身勝手な傲慢
ごめんね。
ごめんね、ごめんなさい。
貴方をおいて逝くこと。
私独りで消えて逝くこと。
勝手に決めてしまったこと。
身勝手に振舞ってしまうこと。
ごめんね、ごめんね。
全部私独りで背負っていくこと。
貴方に痛みを与えたこと。
貴方に悲しみを与えること。
ごめんね、ごめんね。
許してね。
大好きだよ。
大好きだったよ。
私を好きだと言ってくれた人。
私が好きになった人。
泣かないで、泣かないで。
せめて微笑んで見送って。
最期の抱擁は思いっきりがいいよ。
最期の口づけは優しくがいいよ。
最期の言葉は大好きがいいよ。
サヨナラなんて辛気臭い言葉は貴方に必要ないよ。
サヨナラは全部私のものだから。
私が全部引き連れていくんだから。
だから、貴方はどうか笑っていて。
私にサヨナラを告げて泣かないで。
とても酷なことを言っているのはわかってるよ、ちゃんと。
だけど、きっと貴方が私の立場だとしたら、貴方もそう言い残すでしょう。
全部全部私が連れて行ってあげるから、貴方は私がいなくなった悲しみだけに集中していて。
笑って笑って。
せめてこの瞼が閉じるその瞬間までは微笑んでいて。
そのあとはたくさん泣いてもいいから。
けれど、いつまでも泣かないでいてね。
私も悲しくなっちゃうから。
だから、しばらくしたらまた笑ってね。
私の大好きな貴方でいてね。
はじめはぎこちなくでもいいよ。
けれど、作り笑いはやめてね。
それは貴方の本当の笑顔をきっと奪ってしまうだろうから。
そしたら私、きっと寂しくなっちゃうよ。
だから、笑っていてね。
時々泣いてもいいから。
そのときは私を思い出さないでね。
貴方の心の傷口がまた開いて悲しみが漏れ出してしまうかもしれないから。
寂しくなったら好きな人に抱きしめてもらうといいよ。
それは私にとって、とてもとてもつらいことだけれど、私はもう貴方を抱きしめてあげられないから。

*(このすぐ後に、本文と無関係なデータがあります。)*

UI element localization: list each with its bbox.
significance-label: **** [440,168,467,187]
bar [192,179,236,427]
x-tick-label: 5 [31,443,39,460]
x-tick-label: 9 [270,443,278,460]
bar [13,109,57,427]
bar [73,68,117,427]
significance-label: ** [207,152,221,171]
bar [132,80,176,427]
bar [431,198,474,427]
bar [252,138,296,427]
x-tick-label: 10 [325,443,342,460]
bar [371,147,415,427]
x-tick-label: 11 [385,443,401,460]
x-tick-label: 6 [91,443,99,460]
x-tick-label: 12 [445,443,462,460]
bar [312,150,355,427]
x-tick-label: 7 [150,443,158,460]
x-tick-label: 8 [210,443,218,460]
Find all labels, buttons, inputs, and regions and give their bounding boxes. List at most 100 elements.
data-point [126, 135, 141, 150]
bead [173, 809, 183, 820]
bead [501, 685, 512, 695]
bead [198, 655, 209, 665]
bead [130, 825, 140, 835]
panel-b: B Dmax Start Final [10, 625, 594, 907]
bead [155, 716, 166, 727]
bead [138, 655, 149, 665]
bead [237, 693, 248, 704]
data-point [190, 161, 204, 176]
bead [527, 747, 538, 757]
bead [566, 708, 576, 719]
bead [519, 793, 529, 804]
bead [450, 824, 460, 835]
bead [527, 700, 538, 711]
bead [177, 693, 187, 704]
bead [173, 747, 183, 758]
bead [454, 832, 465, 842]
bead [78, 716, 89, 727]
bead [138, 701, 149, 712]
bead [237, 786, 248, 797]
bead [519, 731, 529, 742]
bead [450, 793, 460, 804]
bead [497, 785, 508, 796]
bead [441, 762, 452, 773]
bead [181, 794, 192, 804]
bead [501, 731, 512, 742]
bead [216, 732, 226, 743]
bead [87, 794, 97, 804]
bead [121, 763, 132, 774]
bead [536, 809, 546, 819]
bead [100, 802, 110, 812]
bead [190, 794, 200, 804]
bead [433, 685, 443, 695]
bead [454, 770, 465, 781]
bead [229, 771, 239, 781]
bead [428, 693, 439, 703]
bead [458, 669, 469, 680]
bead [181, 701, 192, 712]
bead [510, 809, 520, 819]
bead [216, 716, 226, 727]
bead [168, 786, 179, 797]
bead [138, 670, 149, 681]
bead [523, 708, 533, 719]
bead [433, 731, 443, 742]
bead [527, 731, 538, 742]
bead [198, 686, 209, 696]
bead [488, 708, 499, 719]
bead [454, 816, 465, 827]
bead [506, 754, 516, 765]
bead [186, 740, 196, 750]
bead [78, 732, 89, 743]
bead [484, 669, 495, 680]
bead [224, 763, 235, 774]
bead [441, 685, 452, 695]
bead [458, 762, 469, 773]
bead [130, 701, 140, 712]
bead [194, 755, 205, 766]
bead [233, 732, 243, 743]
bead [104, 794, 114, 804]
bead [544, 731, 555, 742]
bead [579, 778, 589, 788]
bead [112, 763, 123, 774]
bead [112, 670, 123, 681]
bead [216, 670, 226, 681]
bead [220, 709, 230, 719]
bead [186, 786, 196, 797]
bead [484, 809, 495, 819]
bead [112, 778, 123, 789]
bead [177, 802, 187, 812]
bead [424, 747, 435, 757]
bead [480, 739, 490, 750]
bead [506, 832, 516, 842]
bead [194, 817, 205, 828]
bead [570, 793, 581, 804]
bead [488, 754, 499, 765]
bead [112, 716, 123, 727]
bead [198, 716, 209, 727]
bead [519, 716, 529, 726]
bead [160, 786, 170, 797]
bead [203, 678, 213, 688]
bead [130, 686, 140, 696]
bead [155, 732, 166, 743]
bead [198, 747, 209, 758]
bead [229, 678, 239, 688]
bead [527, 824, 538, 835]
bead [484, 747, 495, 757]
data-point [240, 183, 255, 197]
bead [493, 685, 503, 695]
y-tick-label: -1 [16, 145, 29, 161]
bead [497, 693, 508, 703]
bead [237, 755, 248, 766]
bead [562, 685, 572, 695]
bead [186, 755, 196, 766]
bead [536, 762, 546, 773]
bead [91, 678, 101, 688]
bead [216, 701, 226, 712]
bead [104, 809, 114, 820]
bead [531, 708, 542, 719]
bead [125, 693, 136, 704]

貴方を抱きしめることのできるあたたかい腕を持っていないから。
けれど、貴方が好きになった人だもの。
きっと素敵な人なのでしょう。
だから、私は少しの嫉妬に駆られながらもきっとホッと息をつけるでしょう。
ごめんね、ごめんね。
許してね、どうか許してね。
私が私を全部取り払おうとしていること。
私が私として最後まで生きようとしなかったこと。
不意に足元がふらついて。
闇に目がくらんでしまったの。
貴方の傍で最後まで貴方を支えてあげられなくて悔しいよ。
大好きだよ。
大好きだったのに、私、私自身に負けたの。
どうか幸せになってね。
つらくても私のこと忘れないでいて欲しいよ。
他の人を好きになっても、私のことを二番目に愛していて欲しいよ。
もし子供ができたら三番目でもいいから忘れないでいてね。
私ってば未練がましいな。
私が勝手にしてしまったことなのにね。
貴方を無視して、貴方の前から姿を勝手に消しておいてなお貴方を束縛しようとするなんて。
かっこわるいや。
けれど、それくらい貴方のこと好きだったんだね、私。
ごめんね、ごめんね。
私、泣いちゃうよ。
貴方と一緒に居られないのがとても悲しくて寂しいの。
もう話すこともできなくなったのがとても悲しいの。
我侭な私でごめんね。
ごめんね、ごめんね。
きっと私、もう笑えないよ。
けど、貴方には笑って居て欲しいと傲慢にも思う私を許してね。
大好きだったよ、私を好きで居てくれた貴方のこと。